Conclusion: Pruning for Growth
Throughout the conversation, Tim emphasizes that success often comes not from adding more to your life, but from strategic elimination. Just as orchards require pruning for optimal fruit production, entrepreneurs must regularly assess what to remove from their lives:
"More often than not, it's like what do you need to prune and cut out of your life...What do I need to eliminate more than what do I need to add? Because it's going to give you more space to create."

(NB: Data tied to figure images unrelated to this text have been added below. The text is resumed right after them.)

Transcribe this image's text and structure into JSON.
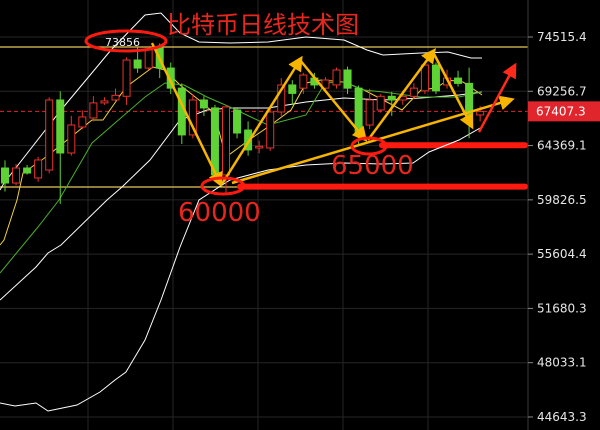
{
  "chart_data": {
    "type": "candlestick",
    "title": "比特币日线技术图",
    "y_scale": "log",
    "ylim": [
      43500,
      78000
    ],
    "grid": true,
    "y_ticks": [
      "74515.4",
      "69256.7",
      "64369.1",
      "59826.5",
      "55604.4",
      "51680.3",
      "48033.1",
      "44643.3"
    ],
    "y_tick_values": [
      74515.4,
      69256.7,
      64369.1,
      59826.5,
      55604.4,
      51680.3,
      48033.1,
      44643.3
    ],
    "current_price": {
      "label": "67407.3",
      "value": 67407.3,
      "color": "#e0262c"
    },
    "up_color": "#e8322c",
    "down_color": "#5fd335",
    "candles_ohlc": [
      [
        62450,
        63100,
        60500,
        61200
      ],
      [
        61200,
        62800,
        61000,
        62450
      ],
      [
        62450,
        62700,
        61900,
        62030
      ],
      [
        61620,
        63400,
        61300,
        63130
      ],
      [
        62280,
        68700,
        62000,
        68450
      ],
      [
        68450,
        69250,
        59500,
        63730
      ],
      [
        63730,
        67000,
        63500,
        66180
      ],
      [
        66000,
        67500,
        65800,
        66900
      ],
      [
        66810,
        68800,
        66500,
        68180
      ],
      [
        68180,
        68700,
        68000,
        68360
      ],
      [
        68450,
        69500,
        68300,
        68880
      ],
      [
        68790,
        72500,
        68000,
        72240
      ],
      [
        72240,
        73500,
        71000,
        71460
      ],
      [
        71460,
        73500,
        71300,
        73220
      ],
      [
        73400,
        73856,
        70500,
        71460
      ],
      [
        71460,
        72000,
        69000,
        69550
      ],
      [
        69550,
        70000,
        64500,
        65300
      ],
      [
        65300,
        69000,
        65000,
        68450
      ],
      [
        68450,
        68800,
        67000,
        67720
      ],
      [
        67720,
        68000,
        61500,
        61870
      ],
      [
        61870,
        68000,
        60200,
        67810
      ],
      [
        67530,
        67800,
        65000,
        65470
      ],
      [
        65730,
        66500,
        63500,
        63990
      ],
      [
        64160,
        64800,
        63700,
        64300
      ],
      [
        64160,
        67600,
        63900,
        67350
      ],
      [
        67350,
        70500,
        67000,
        69850
      ],
      [
        69850,
        70300,
        68000,
        69060
      ],
      [
        69550,
        71000,
        69000,
        70790
      ],
      [
        70500,
        71000,
        69500,
        69850
      ],
      [
        69550,
        70600,
        69300,
        70318
      ],
      [
        69850,
        71500,
        69500,
        71273
      ],
      [
        71273,
        71600,
        69000,
        69550
      ],
      [
        69550,
        69800,
        64500,
        65300
      ],
      [
        66180,
        69500,
        65800,
        68450
      ],
      [
        67530,
        69000,
        67300,
        68790
      ],
      [
        68790,
        69200,
        67000,
        68450
      ],
      [
        68450,
        69300,
        68000,
        68790
      ],
      [
        68790,
        70000,
        68500,
        69550
      ],
      [
        69300,
        72000,
        69000,
        71750
      ],
      [
        71750,
        72000,
        69000,
        69300
      ],
      [
        69850,
        71300,
        69500,
        70500
      ],
      [
        70500,
        71200,
        69700,
        70000
      ],
      [
        70000,
        71500,
        65000,
        67080
      ],
      [
        67080,
        67900,
        66500,
        67400
      ]
    ],
    "horizontal_levels": [
      {
        "value": 73520,
        "color": "#e8c85a"
      },
      {
        "value": 60870,
        "color": "#e8c85a"
      }
    ],
    "support_levels": [
      {
        "value": 64400,
        "color": "#ff1a10"
      },
      {
        "value": 60900,
        "color": "#ff1a10"
      }
    ],
    "annotations": {
      "high_label": "73856",
      "low_label_1": "60000",
      "low_label_2": "65000"
    },
    "indicator_colors": {
      "bollinger": "#ffffff",
      "ma_fast": "#f2d33a",
      "ma_slow": "#4caf2a"
    },
    "arrow_colors": {
      "trend": "#f7b500",
      "projection": "#ff2a1a"
    }
  }
}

This process of elimination extends to habits, activities, and even relationships that don't align with your vision and values. Tim shares personal examples, including his decision to stop drinking alcohol in 2016:
"I just realized, number one, I probably need to keep all the brain cells I have, but number two, if that's not really helping further me or get me closer to my goals, like, why even do it?"
The V3 Strategy provides a framework for making these decisions. By maintaining clarity about your vision and values, you can more easily identify which activities and relationships truly serve as vehicles to get you there—and which ones are merely distractions.
For the 91% of people who never venture into building their own business, this approach offers a path forward. Rather than diving in without direction or staying permanently on the sidelines, Tim's method allows for intentional, strategic growth aligned with your deepest values.
By investing in mentorship, mastering fundamental sales skills, and consistently aligning your actions with your vision, you can build a business that not only succeeds financially but also creates the life you truly want to live.